E’ arrivato il giorno del voto al Senato sulle mozioni sulla Tav, con Matteo Salvini e Luigi Di Maio in Aula. “Il governo può cadere anche prima di settembre”, ha detto il leader della Lega esprimendo il suo dissenso per la manovra pensata da Tria e altre scelte degli alleati. Ma Palazzo Chigi frena: il voto di oggi “non prefigura in alcun modo un sindacato sull’operato del governo né tantomeno sull’operato del presidente del Consiglio”.

La maggioranza giallo-verde è platealmente spaccata sulla Tav. Le mozioni in Senato sono anche una sfida tra i vicepremier. Il ministro dell’Interno è pronto, dicono i leghisti, a porre subito dopo il voto un “problema politico” nell’esecutivo. E il leader M5s, con la sua presenza a Palazzo Madama, vuole inviare un messaggio ai suoi e insieme lanciare una campagna di rivendicazione delle “battaglie” pentastellate e di accuse all’alleato di essere totalmente schiacciato sul “sistema” dei partiti.

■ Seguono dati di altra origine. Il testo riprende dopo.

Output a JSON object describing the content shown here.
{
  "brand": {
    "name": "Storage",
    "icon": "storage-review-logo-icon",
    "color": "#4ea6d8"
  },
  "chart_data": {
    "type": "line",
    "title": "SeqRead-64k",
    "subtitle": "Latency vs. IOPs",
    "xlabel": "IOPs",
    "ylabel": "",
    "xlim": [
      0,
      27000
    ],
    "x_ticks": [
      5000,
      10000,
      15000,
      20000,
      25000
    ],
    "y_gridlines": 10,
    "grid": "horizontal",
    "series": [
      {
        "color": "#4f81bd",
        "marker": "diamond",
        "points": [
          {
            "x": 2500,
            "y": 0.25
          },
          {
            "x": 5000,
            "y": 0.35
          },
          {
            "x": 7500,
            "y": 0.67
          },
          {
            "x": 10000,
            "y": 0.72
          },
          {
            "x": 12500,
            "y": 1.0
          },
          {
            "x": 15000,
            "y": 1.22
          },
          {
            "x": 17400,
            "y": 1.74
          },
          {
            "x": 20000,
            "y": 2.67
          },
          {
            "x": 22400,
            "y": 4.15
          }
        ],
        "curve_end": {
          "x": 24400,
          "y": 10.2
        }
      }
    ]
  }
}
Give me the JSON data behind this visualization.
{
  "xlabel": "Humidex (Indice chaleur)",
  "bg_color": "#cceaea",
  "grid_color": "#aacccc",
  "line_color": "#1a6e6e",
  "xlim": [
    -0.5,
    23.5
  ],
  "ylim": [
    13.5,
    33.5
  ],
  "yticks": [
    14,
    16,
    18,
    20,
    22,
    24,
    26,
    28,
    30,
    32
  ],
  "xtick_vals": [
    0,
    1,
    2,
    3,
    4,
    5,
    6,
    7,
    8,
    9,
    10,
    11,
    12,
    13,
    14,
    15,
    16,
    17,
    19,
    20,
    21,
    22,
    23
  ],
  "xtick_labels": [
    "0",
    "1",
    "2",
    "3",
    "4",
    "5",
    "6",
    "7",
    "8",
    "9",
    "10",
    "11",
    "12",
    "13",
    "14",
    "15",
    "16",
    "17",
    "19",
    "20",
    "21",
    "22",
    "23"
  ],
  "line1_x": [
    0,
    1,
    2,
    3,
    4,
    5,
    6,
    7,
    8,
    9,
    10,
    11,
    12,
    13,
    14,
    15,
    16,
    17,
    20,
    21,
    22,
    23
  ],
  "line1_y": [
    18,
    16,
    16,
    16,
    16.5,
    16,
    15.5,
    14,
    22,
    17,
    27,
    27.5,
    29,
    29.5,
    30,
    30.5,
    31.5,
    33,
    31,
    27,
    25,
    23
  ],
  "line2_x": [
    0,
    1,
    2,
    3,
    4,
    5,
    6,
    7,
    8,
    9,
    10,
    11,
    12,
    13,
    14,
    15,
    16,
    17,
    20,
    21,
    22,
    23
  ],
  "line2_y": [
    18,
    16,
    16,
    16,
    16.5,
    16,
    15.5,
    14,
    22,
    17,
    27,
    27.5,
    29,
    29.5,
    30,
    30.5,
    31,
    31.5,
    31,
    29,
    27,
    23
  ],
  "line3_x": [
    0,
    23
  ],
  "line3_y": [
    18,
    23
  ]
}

Ma fonti vicine al presidente del consiglio, alla vigilia del confronto, sottolineano da un lato che era impossibile bloccare l’opera per il No della Francia e dall’altro che solo “il Parlamento, nelle sue prerogative sovrane” può decidere di aprire un percorso per “impedire in maniera unilaterale la realizzazione dell’opera”. Insomma, la tesi è che qualsiasi decisione venga presa dal Parlamento, non mette in discussione le scelte del governo e tantomeno il governo stesso.

Tra Salvini e Di Maio in Senato per il voto sulla Tav ci sarà il ministro Danilo Toninelli, no Tav convinto e bersaglio preferito delle invettive di Salvini. Da lui, insistono i leghisti, potrebbe partire un rimpasto di governo. Ma in quella che fonti di via Bellerio preannunciano come una “lunga giornata”, si preannuncia una battaglia sul filo della crisi. Il ministro dell’Interno è pronto a sollevare il “problema politico” di un partito che vota contro il suo stesso governo. Se si spingerà fino ad aprire la crisi, i leghisti non sanno dire: “Valuterà lui, parlerà lui”, vanno ripetendo. In molti sostengono che così non sarà, perché agli atti resta il sì del governo all’opera. Ma certo, il no pentastellato diventerà un’altra freccia all’arco del vicepremier contro Di Maio e i suoi.